SPOTLIGHT : Evelyn Hii, KLue Magazine

KLue Magazine
April 2002
SPOTLIGHT : Evelyn Hii
by Warren

There’s no denying that for Evelyn Hii – proprietor of No Black Tie, a charming bar nestled near Cangkat Bukit Bintang – music is equal parts life and passion. Hailing from Sarawak and clasically trained in the US, the spirited lady is wholly fervant about sharing her love for music with the local crowds through No Black Tie’s regular live performances.

Her story with No Black Tie began back in March 1998 when, after observing the lack of interaction between local classical musicians, she took it upon herself to organise classical evenings at the bar (then known as Breizh, under a different management).

“I thought it’d be fantastic to take classical music out from the concert hall.” she says. The need to make classical music more accessible to everybody is something that she recognised – not just the matter of the stodginess of formal concerts and venues, but also to alter the mindsets of musicians and audiences alike.

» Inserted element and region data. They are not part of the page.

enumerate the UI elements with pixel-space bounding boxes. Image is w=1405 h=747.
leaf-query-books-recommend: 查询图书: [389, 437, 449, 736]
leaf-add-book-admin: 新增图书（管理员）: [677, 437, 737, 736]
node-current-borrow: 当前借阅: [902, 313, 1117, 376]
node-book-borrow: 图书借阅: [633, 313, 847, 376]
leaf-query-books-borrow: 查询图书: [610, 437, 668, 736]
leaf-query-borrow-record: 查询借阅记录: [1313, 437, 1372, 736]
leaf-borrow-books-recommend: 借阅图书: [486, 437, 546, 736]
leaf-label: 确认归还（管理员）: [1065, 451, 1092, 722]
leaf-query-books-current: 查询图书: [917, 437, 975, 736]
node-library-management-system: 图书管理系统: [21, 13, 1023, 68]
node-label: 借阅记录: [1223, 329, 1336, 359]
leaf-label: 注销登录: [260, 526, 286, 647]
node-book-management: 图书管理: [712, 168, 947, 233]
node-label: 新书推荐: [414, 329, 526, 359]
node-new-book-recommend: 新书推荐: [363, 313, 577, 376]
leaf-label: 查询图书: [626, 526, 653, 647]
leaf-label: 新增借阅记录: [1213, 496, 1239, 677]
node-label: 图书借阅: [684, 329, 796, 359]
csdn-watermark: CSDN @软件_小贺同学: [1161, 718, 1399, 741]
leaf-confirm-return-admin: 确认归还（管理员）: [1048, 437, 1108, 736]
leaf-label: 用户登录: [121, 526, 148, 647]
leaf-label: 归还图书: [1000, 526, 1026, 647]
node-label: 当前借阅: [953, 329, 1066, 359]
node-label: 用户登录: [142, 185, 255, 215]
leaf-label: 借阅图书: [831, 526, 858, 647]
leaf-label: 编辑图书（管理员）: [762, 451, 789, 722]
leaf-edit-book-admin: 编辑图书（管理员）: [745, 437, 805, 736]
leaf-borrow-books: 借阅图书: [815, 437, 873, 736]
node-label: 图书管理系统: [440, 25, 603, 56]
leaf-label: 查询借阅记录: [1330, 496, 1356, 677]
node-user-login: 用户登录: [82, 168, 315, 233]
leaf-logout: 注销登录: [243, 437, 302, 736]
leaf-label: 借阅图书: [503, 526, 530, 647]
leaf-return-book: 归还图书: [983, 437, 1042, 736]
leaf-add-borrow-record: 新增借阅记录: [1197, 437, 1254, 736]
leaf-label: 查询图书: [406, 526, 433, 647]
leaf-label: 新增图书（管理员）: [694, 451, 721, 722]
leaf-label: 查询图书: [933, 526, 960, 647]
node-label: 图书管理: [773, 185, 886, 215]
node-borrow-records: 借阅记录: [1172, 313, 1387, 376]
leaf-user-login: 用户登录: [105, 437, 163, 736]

After a year of sopranos, violinists and brass quintets, the platform was extended to other musical styes as well, culminating in an opportunity to take over the lease from the original owners in 2000 – marking her transition from hobby to full-time job. Together with veteran musician Rafique Rashid (whose sound/equipment expertise and extensive musician contacts have been integral to NBT), she imbues the establishment with unique character, perfect for music lovers craving the sort of intimacy between audience and musician you’re not likely to find in larger concert halls.

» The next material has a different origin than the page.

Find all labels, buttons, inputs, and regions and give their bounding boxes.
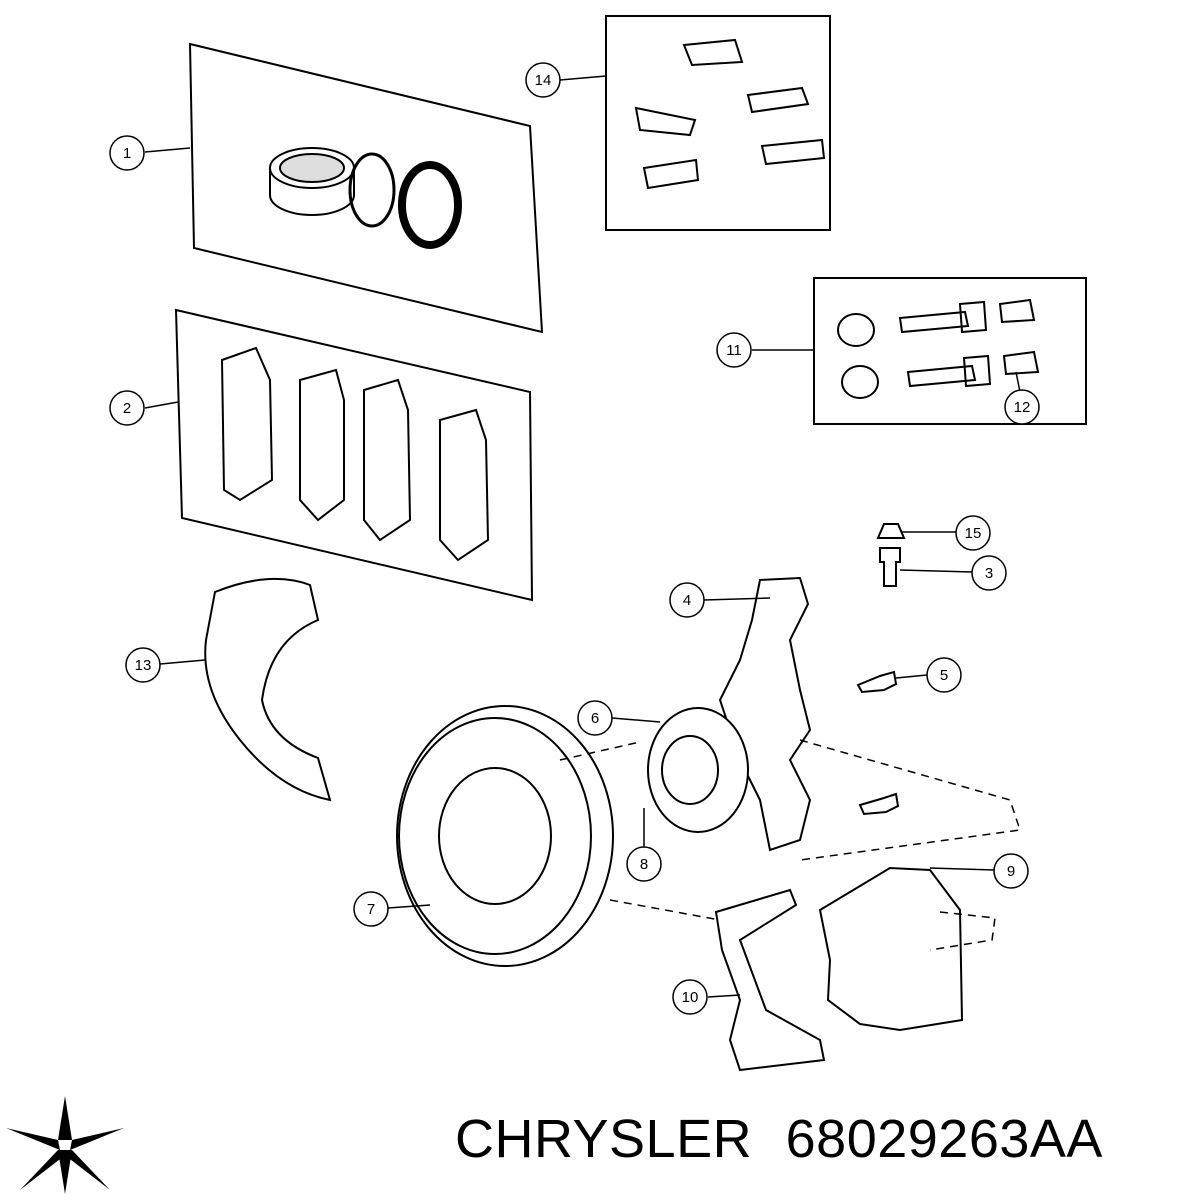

They’ve since established a web of musician networks, by word of mouth from performers who have played there, making NBT an important destination for top-shelf artistes, as well as an avenue for less-exposed ones, bridging countries, genres and audience demographics.

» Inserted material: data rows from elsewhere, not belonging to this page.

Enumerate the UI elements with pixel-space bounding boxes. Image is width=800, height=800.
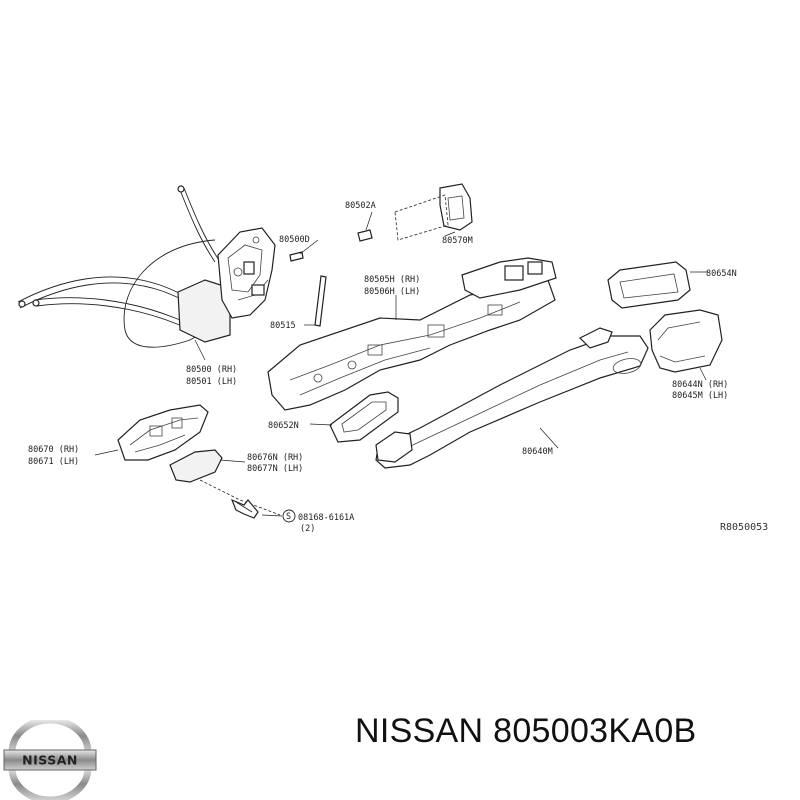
label-80502A: 80502A: [345, 201, 376, 211]
nissan-logo: NISSAN: [3, 720, 97, 800]
door-lock-actuator-assembly: [17, 185, 327, 361]
label-80505H: 80505H (RH): [364, 275, 420, 285]
label-80671: 80671 (LH): [28, 457, 79, 467]
label-80506H: 80506H (LH): [364, 287, 420, 297]
label-80677N: 80677N (LH): [247, 464, 303, 474]
bracket-assembly: [357, 183, 473, 242]
diagram-reference-code: R8050053: [720, 522, 768, 533]
handle-bracket-frame: [267, 257, 557, 411]
label-80500D: 80500D: [279, 235, 310, 245]
screw: [199, 479, 283, 519]
label-80515: 80515: [270, 321, 296, 331]
label-80640M: 80640M: [522, 447, 553, 457]
label-08168: 08168-6161A: [298, 513, 354, 523]
nissan-logo-text: NISSAN: [22, 753, 78, 768]
label-80570M: 80570M: [442, 236, 473, 246]
screw-symbol: S: [286, 512, 291, 522]
part-number-title: NISSAN 805003KA0B: [355, 712, 697, 750]
handle-gasket: [309, 391, 399, 443]
screw-symbol-circle: [282, 509, 296, 523]
label-80654N: 80654N: [706, 269, 737, 279]
label-80645M: 80645M (LH): [672, 391, 728, 401]
key-escutcheon-cover: [607, 261, 708, 309]
label-80500: 80500 (RH): [186, 365, 237, 375]
label-80676N: 80676N (RH): [247, 453, 303, 463]
label-80501: 80501 (LH): [186, 377, 237, 387]
label-80652N: 80652N: [268, 421, 299, 431]
outside-handle: [375, 327, 649, 469]
inside-handle: [94, 404, 246, 483]
handle-end-cap: [649, 309, 723, 381]
label-08168-qty: (2): [300, 524, 315, 534]
label-80670: 80670 (RH): [28, 445, 79, 455]
label-80644N: 80644N (RH): [672, 380, 728, 390]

“I’d like to keep No Black Tie for the rest of my life.” she declares of the bar’s importance to her. Aside from running the place, she also finds time to step onto the stage herself, performing on the piano with musicians from the National Symphony Orchestra, Malaysian Philharmonic Orchestra, as well as UPM students.

When asked why she makes all this effort to promote an accessible live performance culture, a simple, matter-of-fact answer sums it all up perfectly: “For the music.”